As the name suggests, the first Karmann Ghia model was the work of Wolfsburg-based coachbuilder Karmann, and Italian styling house and coachbuilder Carrozzeria Ghia, based in Turin. Luigi Segre at Ghia was the man responsible for turning Wilhelm Karmann's idea for a Volkswagen-based coupe into concept reality in 1953--without even consulting Volkswagen. While the car was originally intended to be a convertible (something it later became during its production years) the first Karmann Ghia prototype was a coupe, completed by October 1953.
Karmann, which already had a strong working relationship with Volkswagen after building convertible Beetles since 1949, showed the prototype to the usually-conservative Volkswagen chief Heinrich Nordhoff, who gave it the green light for production.

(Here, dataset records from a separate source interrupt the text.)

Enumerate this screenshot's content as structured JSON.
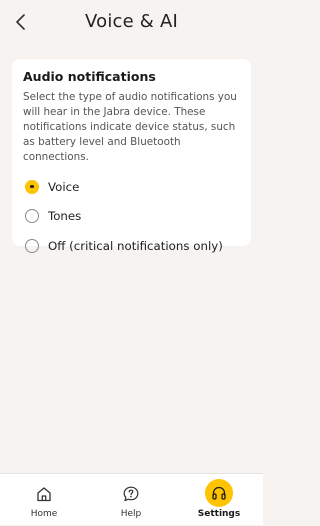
{
  "header": {
    "title": "Voice & AI",
    "back_icon": "chevron-left-icon"
  },
  "audio_notifications": {
    "title": "Audio notifications",
    "description": "Select the type of audio notifications you will hear in the Jabra device. These notifications indicate device status, such as battery level and Bluetooth connections.",
    "options": [
      {
        "label": "Voice",
        "selected": true
      },
      {
        "label": "Tones",
        "selected": false
      },
      {
        "label": "Off (critical notifications only)",
        "selected": false
      }
    ]
  },
  "bottom_nav": {
    "items": [
      {
        "label": "Home",
        "icon": "home-icon",
        "active": false
      },
      {
        "label": "Help",
        "icon": "help-icon",
        "active": false
      },
      {
        "label": "Settings",
        "icon": "headphones-icon",
        "active": true
      }
    ]
  },
  "colors": {
    "accent": "#ffc400",
    "background": "#f6f3f0",
    "card": "#ffffff"
  }
}
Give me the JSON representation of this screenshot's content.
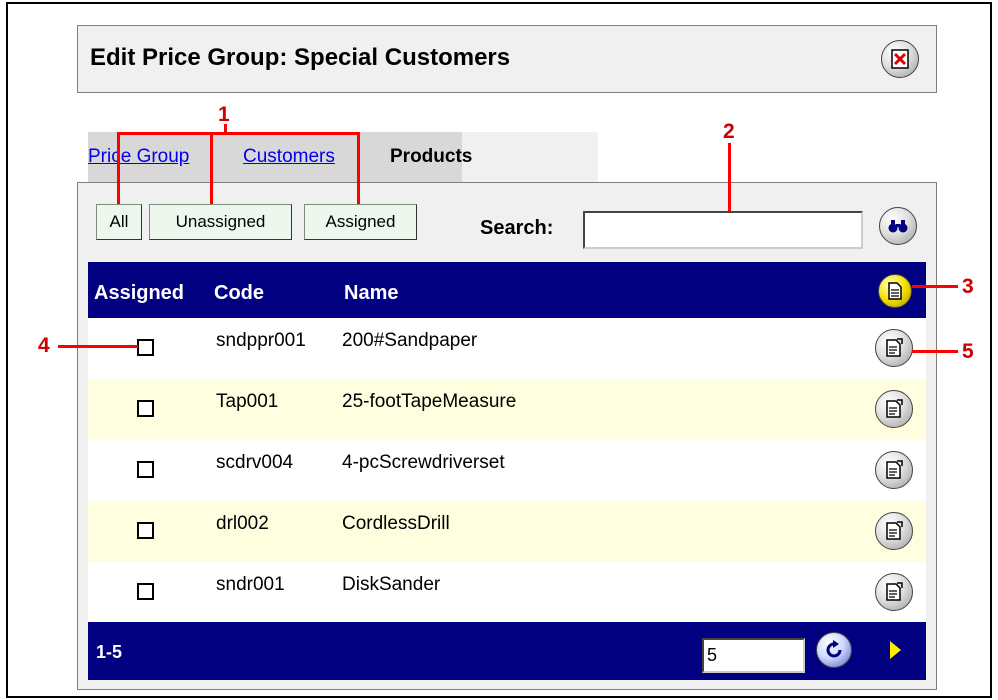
{
  "title": "Edit Price Group: Special Customers",
  "tabs": [
    {
      "label": "Price Group",
      "active": false
    },
    {
      "label": "Customers",
      "active": false
    },
    {
      "label": "Products",
      "active": true
    }
  ],
  "filters": {
    "all": "All",
    "unassigned": "Unassigned",
    "assigned": "Assigned"
  },
  "search": {
    "label": "Search:",
    "value": ""
  },
  "table": {
    "headers": {
      "assigned": "Assigned",
      "code": "Code",
      "name": "Name"
    },
    "rows": [
      {
        "code": "sndppr001",
        "name": "200#Sandpaper",
        "assigned": false
      },
      {
        "code": "Tap001",
        "name": "25-footTapeMeasure",
        "assigned": false
      },
      {
        "code": "scdrv004",
        "name": "4-pcScrewdriverset",
        "assigned": false
      },
      {
        "code": "drl002",
        "name": "CordlessDrill",
        "assigned": false
      },
      {
        "code": "sndr001",
        "name": "DiskSander",
        "assigned": false
      }
    ]
  },
  "footer": {
    "range": "1-5",
    "page_size": "5"
  },
  "annotations": [
    "1",
    "2",
    "3",
    "4",
    "5"
  ],
  "colors": {
    "header_bg": "#000080",
    "alt_row_bg": "#ffffe0",
    "annotation": "#ff0000",
    "link": "#0000ee"
  }
}
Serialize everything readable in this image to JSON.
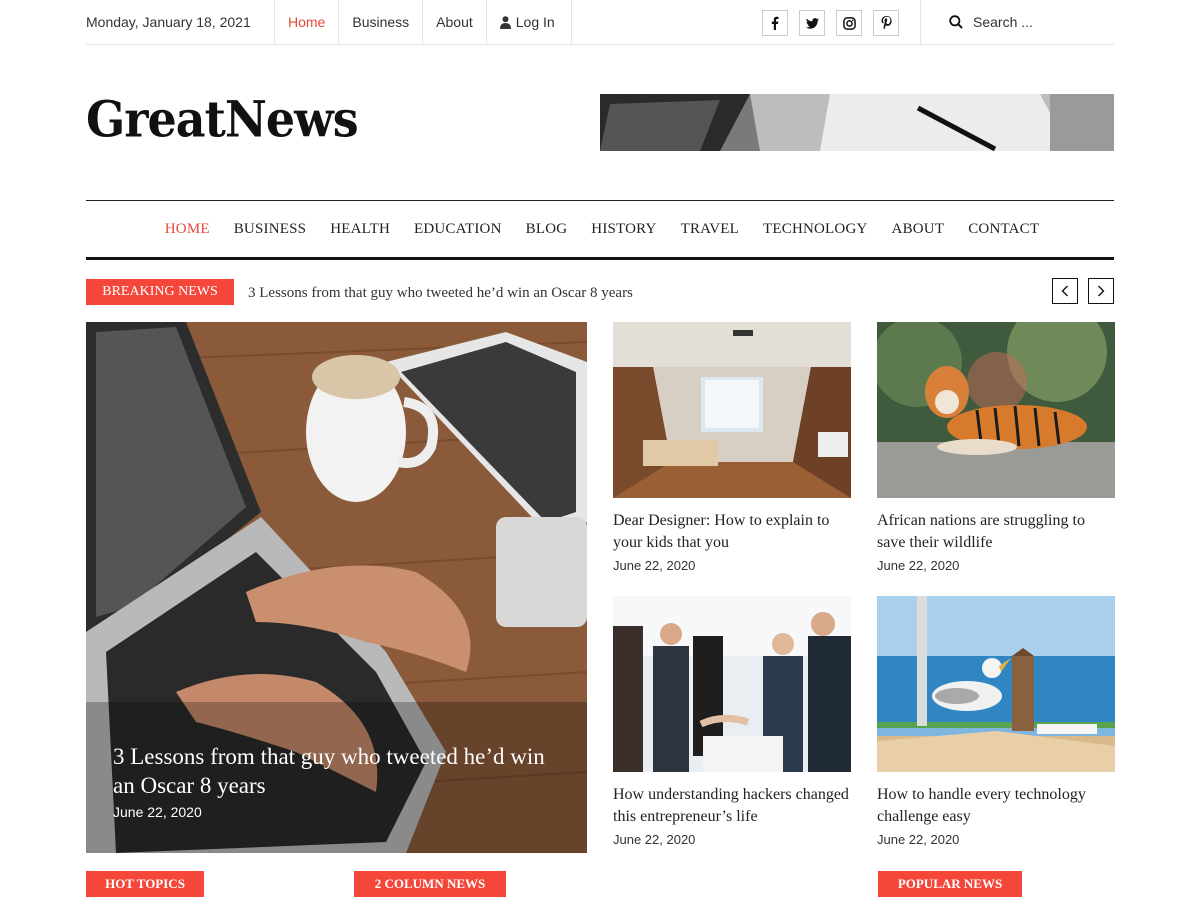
{
  "topbar": {
    "date": "Monday, January 18, 2021",
    "nav": [
      {
        "label": "Home",
        "active": true
      },
      {
        "label": "Business"
      },
      {
        "label": "About"
      },
      {
        "label": "Log In",
        "icon": "user-icon"
      }
    ],
    "social": [
      "facebook-icon",
      "twitter-icon",
      "instagram-icon",
      "pinterest-icon"
    ],
    "search_label": "Search ..."
  },
  "logo": "GreatNews",
  "mainnav": [
    "HOME",
    "BUSINESS",
    "HEALTH",
    "EDUCATION",
    "BLOG",
    "HISTORY",
    "TRAVEL",
    "TECHNOLOGY",
    "ABOUT",
    "CONTACT"
  ],
  "breaking": {
    "label": "BREAKING NEWS",
    "headline": "3 Lessons from that guy who tweeted he’d win an Oscar 8 years"
  },
  "hero": {
    "title": "3 Lessons from that guy who tweeted he’d win an Oscar 8 years",
    "date": "June 22, 2020"
  },
  "cards": [
    {
      "title": "Dear Designer: How to explain to your kids that you",
      "date": "June 22, 2020"
    },
    {
      "title": "African nations are struggling to save their wildlife",
      "date": "June 22, 2020"
    },
    {
      "title": "How understanding hackers changed this entrepreneur’s life",
      "date": "June 22, 2020"
    },
    {
      "title": "How to handle every technology challenge easy",
      "date": "June 22, 2020"
    }
  ],
  "sections": [
    "HOT TOPICS",
    "2 COLUMN NEWS",
    "POPULAR NEWS"
  ],
  "colors": {
    "accent": "#f4473a",
    "text": "#222222"
  }
}
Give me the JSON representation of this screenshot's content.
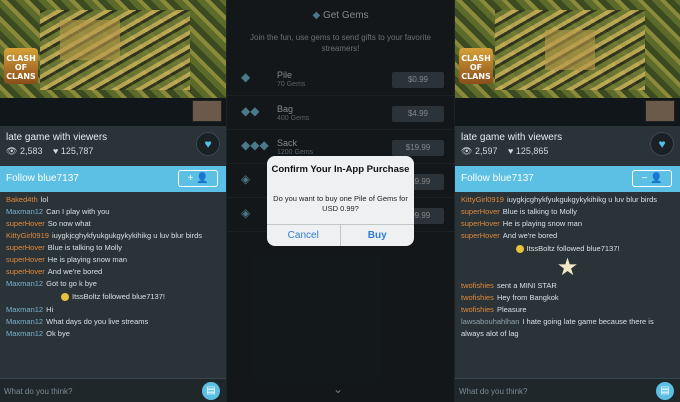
{
  "left": {
    "video_logo": [
      "CLASH",
      "OF",
      "CLANS"
    ],
    "stream_title": "late game with viewers",
    "views": "2,583",
    "likes": "125,787",
    "follow_label": "Follow blue7137",
    "follow_button": "+ 👤",
    "chat": [
      {
        "type": "msg",
        "user": "Baked4th",
        "text": "lol",
        "color": "orange"
      },
      {
        "type": "msg",
        "user": "Maxman12",
        "text": "Can I play with you",
        "color": "blue"
      },
      {
        "type": "msg",
        "user": "superHover",
        "text": "So now what",
        "color": "orange"
      },
      {
        "type": "msg",
        "user": "KittyGirl0919",
        "text": "iuygkjcghykfyukgukgykykihikg u luv blur birds",
        "color": "orange"
      },
      {
        "type": "msg",
        "user": "superHover",
        "text": "Blue is talking to Molly",
        "color": "orange"
      },
      {
        "type": "msg",
        "user": "superHover",
        "text": "He is playing snow man",
        "color": "orange"
      },
      {
        "type": "msg",
        "user": "superHover",
        "text": "And we're bored",
        "color": "orange"
      },
      {
        "type": "msg",
        "user": "Maxman12",
        "text": "Got to go k bye",
        "color": "blue"
      },
      {
        "type": "event",
        "text": "ItssBoltz followed blue7137!"
      },
      {
        "type": "msg",
        "user": "Maxman12",
        "text": "Hi",
        "color": "blue"
      },
      {
        "type": "msg",
        "user": "Maxman12",
        "text": "What days do you live streams",
        "color": "blue"
      },
      {
        "type": "msg",
        "user": "Maxman12",
        "text": "Ok bye",
        "color": "blue"
      }
    ],
    "input_placeholder": "What do you think?"
  },
  "middle": {
    "header": "Get Gems",
    "subtitle": "Join the fun, use gems to send gifts to your favorite streamers!",
    "gems": [
      {
        "name": "Pile",
        "count": "70 Gems",
        "price": "$0.99"
      },
      {
        "name": "Bag",
        "count": "400 Gems",
        "price": "$4.99"
      },
      {
        "name": "Sack",
        "count": "1200 Gems",
        "price": "$19.99"
      },
      {
        "name": "",
        "count": "",
        "price": "$39.99"
      },
      {
        "name": "",
        "count": "",
        "price": "$99.99"
      }
    ],
    "dialog": {
      "title": "Confirm Your In-App Purchase",
      "message": "Do you want to buy one Pile of Gems for USD 0.99?",
      "cancel": "Cancel",
      "buy": "Buy"
    }
  },
  "right": {
    "video_logo": [
      "CLASH",
      "OF",
      "CLANS"
    ],
    "stream_title": "late game with viewers",
    "views": "2,597",
    "likes": "125,865",
    "follow_label": "Follow blue7137",
    "follow_button": "− 👤",
    "chat": [
      {
        "type": "msg",
        "user": "KittyGirl0919",
        "text": "iuygkjcghykfyukgukgykykihikg u luv blur birds",
        "color": "orange"
      },
      {
        "type": "msg",
        "user": "superHover",
        "text": "Blue is talking to Molly",
        "color": "orange"
      },
      {
        "type": "msg",
        "user": "superHover",
        "text": "He is playing snow man",
        "color": "orange"
      },
      {
        "type": "msg",
        "user": "superHover",
        "text": "And we're bored",
        "color": "orange"
      },
      {
        "type": "event",
        "text": "ItssBoltz followed blue7137!"
      },
      {
        "type": "star"
      },
      {
        "type": "msg",
        "user": "twofishies",
        "text": "sent a MINI STAR",
        "color": "orange"
      },
      {
        "type": "msg",
        "user": "twofishies",
        "text": "Hey from Bangkok",
        "color": "orange"
      },
      {
        "type": "msg",
        "user": "twofishies",
        "text": "Pleasure",
        "color": "orange"
      },
      {
        "type": "msg",
        "user": "lawsabouhahlhan",
        "text": "I hate going late game because there is always alot of lag",
        "color": "grey"
      }
    ],
    "input_placeholder": "What do you think?"
  },
  "colors": {
    "accent": "#5bc0e3",
    "panel": "#2a3338",
    "username_orange": "#e08a3c",
    "username_blue": "#7ab3cf"
  }
}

This finally began in 1955, and by the time production ended in 1974, 362,601 coupes and 80,881 convertibles--whose production began in 1957--had rolled off the Karmann line. Each used humble Volkswagen Beetle mechanicals, with 1.2 to 1.6-liter engines available during its run.
The Karmann Ghia name itself might have disappeared from the trunk lid of modern cars, but the Osnabrück plant is still in use, producing convertible Golfs, the Porsche Boxster and Cayman sports cars, and the Volkswagen XL1--the firm's high-tech eco supercar. The original Karmann Ghia prototype itself resides in Volkswagen's private Osnabrück collection, but VW does bring it out on special occasions.
For everyone else, the proliferation of examples produced over the years mean thousands of drivers can still enjoy that familiar Beetle sound in a pretty Ghia body.
In related news, Volkswagen is sending its iconic Kombi bus out in style, with the launch of a Kombi Last Edition model in its home Brazilian market. Just 600 units will be produced, with a two-tone blue and white paint job, whitewall tires, and a standard water-cooled 1.4-liter engine powering the rear wheels. The Kombi has remained in production for 56 years.